Seketika dokter langsung mengajarkan treatment perawatan untuk di rumah nanti. Aku jadi penuh tanya; “siapa sih yang menginginkan Geta pulang dari RSUD A? Dokter atau rumah sakit?” Sedangkan keluarga masih ragu untuk membawanya pulang dengan keadaan begitu.
Di tanggal 3 Maret 2023 Geta dinyatakan harus pulang. Hanya selang NGT yang masih terpasang, kateter dilepas, infus dilepas. Lagi-lagi hanya matanya yang bergerak. Keluarga masih terkejut dengan pernyataan dokter dan staf RSUD A.
Keluarga bingung, apa bisa keluarga bisa merawat Geta dengan keadaan tersebut? Keluarga ingin Geta masih dirawat di RSUD A supaya bisa dikontrol secara medis, tapi RSUD menolak dengan alasan dokter sudah menyatakan Geta membaik dan bisa dirawat di rumah walaupun pasien BPJS bisa dirawat inap tanpa batasan waktu. Ya begitulah wewenang DPJP (Dokter Penanggung Jawab Pelayanan).
Pihak keluarga mendesak RSUD A untuk membuat rujukan ke RS Margono (faskes III). RSUD A menolak dengan alasan: “Nanti di RS Margono juga belum tentu diterima karena belum tentu ada ruang di IGD dan ICU,” kata salah satu staf di RSUD A tersebut.

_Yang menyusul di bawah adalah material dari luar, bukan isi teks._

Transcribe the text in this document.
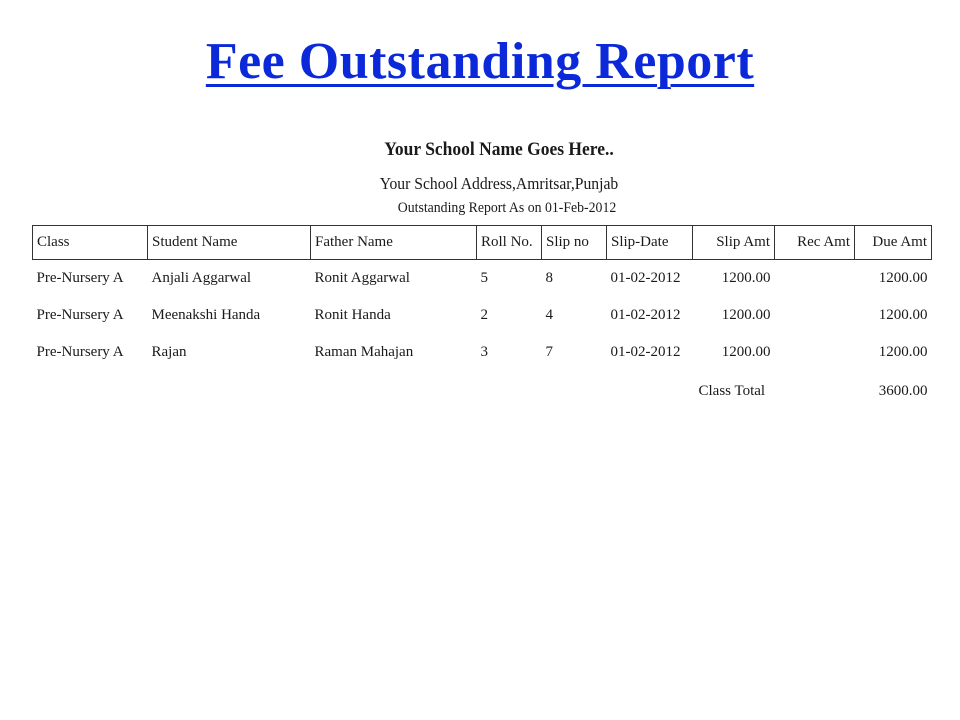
Fee Outstanding Report
Your School Name Goes Here..
Your School Address,Amritsar,Punjab
Outstanding Report As on 01-Feb-2012
Class	Student Name	Father Name	Roll No.	Slip no	Slip-Date	Slip Amt	Rec Amt	Due Amt
Pre-Nursery A	Anjali Aggarwal	Ronit Aggarwal	5	8	01-02-2012	1200.00		1200.00
Pre-Nursery A	Meenakshi Handa	Ronit Handa	2	4	01-02-2012	1200.00		1200.00
Pre-Nursery A	Rajan	Raman Mahajan	3	7	01-02-2012	1200.00		1200.00
						Class Total		3600.00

Dengan rasa kecewa sambil menunggu obat yang dihaluskan (karena Geta menggunakan selang NGT), keluarga mencoba menghubungi ambulans dari komunitas sosial untuk membawa Geta keluar dari RSUD A. Kateter dan infus dilepas, ambulans pun datang.
Keluarga berinisiatif membawa Geta langsung ke RS “H” karena keluarga bingung dengan kondisi yang dialami Geta, di rumah tidak ada yang tahu ilmu medis. Di RS H yang jaraknya lumayan jauh itu, Geta bertemu dengan dokter yang sama seperti di RSUD A.